I didn’t ask him where he’d been or why he didn’t call me back. I decided to just leave it alone. “Hey.”
All I got was a look.
I ran my fingers through my hair, then moved in to him to kiss him. I rose on my tiptoes and kissed his mouth, feeling the stubble from his chin. He hadn’t shaved in the past few days, so his chin was coarser than it usually was. I kissed him, but his embrace wasn’t particularly affectionate. “Long day?” I asked.
“Something like that.” He stepped away from me the second I let go, like he couldn’t get away from me fast enough.
It stung. “You want to have dinner in here? Or on the terrace?”

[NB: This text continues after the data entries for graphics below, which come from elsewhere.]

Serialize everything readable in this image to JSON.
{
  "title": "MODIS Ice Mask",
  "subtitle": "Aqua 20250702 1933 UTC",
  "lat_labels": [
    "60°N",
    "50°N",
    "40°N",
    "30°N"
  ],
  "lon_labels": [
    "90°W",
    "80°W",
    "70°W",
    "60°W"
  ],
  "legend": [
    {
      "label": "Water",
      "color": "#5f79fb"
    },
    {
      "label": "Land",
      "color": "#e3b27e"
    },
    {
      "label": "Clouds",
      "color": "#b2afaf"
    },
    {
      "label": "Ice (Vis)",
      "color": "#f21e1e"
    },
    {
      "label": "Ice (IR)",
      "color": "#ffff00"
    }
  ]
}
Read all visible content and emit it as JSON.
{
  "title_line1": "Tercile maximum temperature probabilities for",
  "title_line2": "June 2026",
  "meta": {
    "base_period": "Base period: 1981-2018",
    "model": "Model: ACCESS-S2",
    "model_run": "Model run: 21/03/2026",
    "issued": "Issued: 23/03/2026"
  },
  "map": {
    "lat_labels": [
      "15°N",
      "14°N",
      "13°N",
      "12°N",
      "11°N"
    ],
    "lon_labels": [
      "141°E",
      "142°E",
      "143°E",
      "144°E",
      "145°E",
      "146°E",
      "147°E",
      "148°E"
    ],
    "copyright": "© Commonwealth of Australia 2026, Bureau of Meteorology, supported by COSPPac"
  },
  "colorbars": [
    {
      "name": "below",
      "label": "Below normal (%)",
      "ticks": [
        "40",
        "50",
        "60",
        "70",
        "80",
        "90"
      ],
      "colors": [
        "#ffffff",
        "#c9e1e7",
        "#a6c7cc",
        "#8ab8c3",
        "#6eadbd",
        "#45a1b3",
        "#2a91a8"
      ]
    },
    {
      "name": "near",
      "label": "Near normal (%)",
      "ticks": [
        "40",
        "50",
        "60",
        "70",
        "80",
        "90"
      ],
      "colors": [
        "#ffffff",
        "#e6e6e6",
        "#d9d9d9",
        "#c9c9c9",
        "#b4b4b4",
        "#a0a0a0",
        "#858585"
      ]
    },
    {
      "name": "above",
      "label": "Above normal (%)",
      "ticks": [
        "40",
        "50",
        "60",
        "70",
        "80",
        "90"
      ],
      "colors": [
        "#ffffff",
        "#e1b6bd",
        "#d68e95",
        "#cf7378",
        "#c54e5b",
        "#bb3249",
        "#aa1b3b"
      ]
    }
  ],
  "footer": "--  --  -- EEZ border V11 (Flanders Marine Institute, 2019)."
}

“I already ate.” He opened the drawer to his dresser and pulled out workout clothes.
I couldn’t remember a time when we didn’t eat together, except when I first came to live with him. Once our relationship had changed, we shared all our meals at the same time, especially dinner. “Conway, what’s wrong?”
“Nothing.” He grabbed his headphones and changed into his shorts and a fresh t-shirt. “I’m just not hungry.”
I wanted to be patient with him, but now I wasn’t buying these lies. “Conway.”
He left his jeans on the floor and dropped his phone into his pocket. Like I hadn’t said his name at all, he kept going.
“What happened with your family?”
“Nothing that concerns you.”
My eyebrows almost shot off my face in shock. He gave me a backhand without actually touching me. “Why are you being such an ass?”
He finally looked at me, his gaze ice-cold. “Because I’m an ass. I’ve always been an ass, and I’ll always be an ass. I’m a fucking asshole that only wants good sex and peace and quiet. It’s not my fault that you ever expected me to be anything more than what I am.” He shoved his earphones into his canals and stormed off.
I was in such shock that I didn’t stop him. I watched him walk away, watched this man I hardly knew leave the bedroom. He looked like Conway and sounded like Conway…but he wasn’t the man that I knew. Something had set him off, and now he wasn’t a person I recognized.
Even at our worst, he’d never spoken to me that way.
He’d never treated me that way.
Conway never came back. He went on his run and disappeared.
I had dinner alone in the bedroom and waited for him like a wife waiting for her cheating husband to walk through the door.
But he never came.
If he was on the property, there was only one place he would be. His studio was his safe zone, the place where he produced beautiful pieces he was proud of. It was late, so he would normally be in bed right now, but if he wasn’t in the bedroom with me, that’s where he would be.
Unless he went out instead.
The door was shut, but light escaped through the crack underneath. Dante would never leave that light on by accident, so I knew it was occupied. I opened the door and let myself inside. Just as I expected, he was sitting at the table with his sketchbook in front of him.
He didn’t look up.
I slowly approached the table, examining the sweat lines on his t-shirt. He’d worked out hard but didn’t shower afterward. That was unlike him. Standing beside him, I waited for something to happen.
He kept sketching, making a simple black corset that wasn’t memorable.
“Conway.”
His hand stilled, but he still didn’t look at me.
“Talk to me.”
He finally set the pencil down and looked at me, but his fierce expression showed his rage. “What, Sapphire? What do you want to talk about?”
Like he’d backhanded me again, I was nearly knocked off my feet. He could say the coldest things to me, but nothing was more insulting than calling me by my first name. He hadn’t done that since he’d first learned it. I hardly identified with the name anymore. Muse was my name now. It was my identity.
And he took it away.
“Don’t call me that,” I whispered.
He wasn’t the same handsome man he used to be. Now he looked different, hostile. “It’s your name.”
“Muse is my name.”
He held my gaze, his shoulders rigid and hard. His body was tighter than usual, like he was ready for a fight to break out. He was strung tighter than I’d ever seen him, as though he could snap like a rubber band if he were stretched any further. “What do you want? I’m working.”
“What do I want?” I asked in shock. “I want you to stop being an ass and just tell me what’s wrong.”
“Nothing is wrong,” he snapped. “I don’t have to spend every waking minute with you if I don’t want to. You aren’t the center of my world, Sapphire. You aren’t—”
I slapped him across the face. “Don’t call me that.”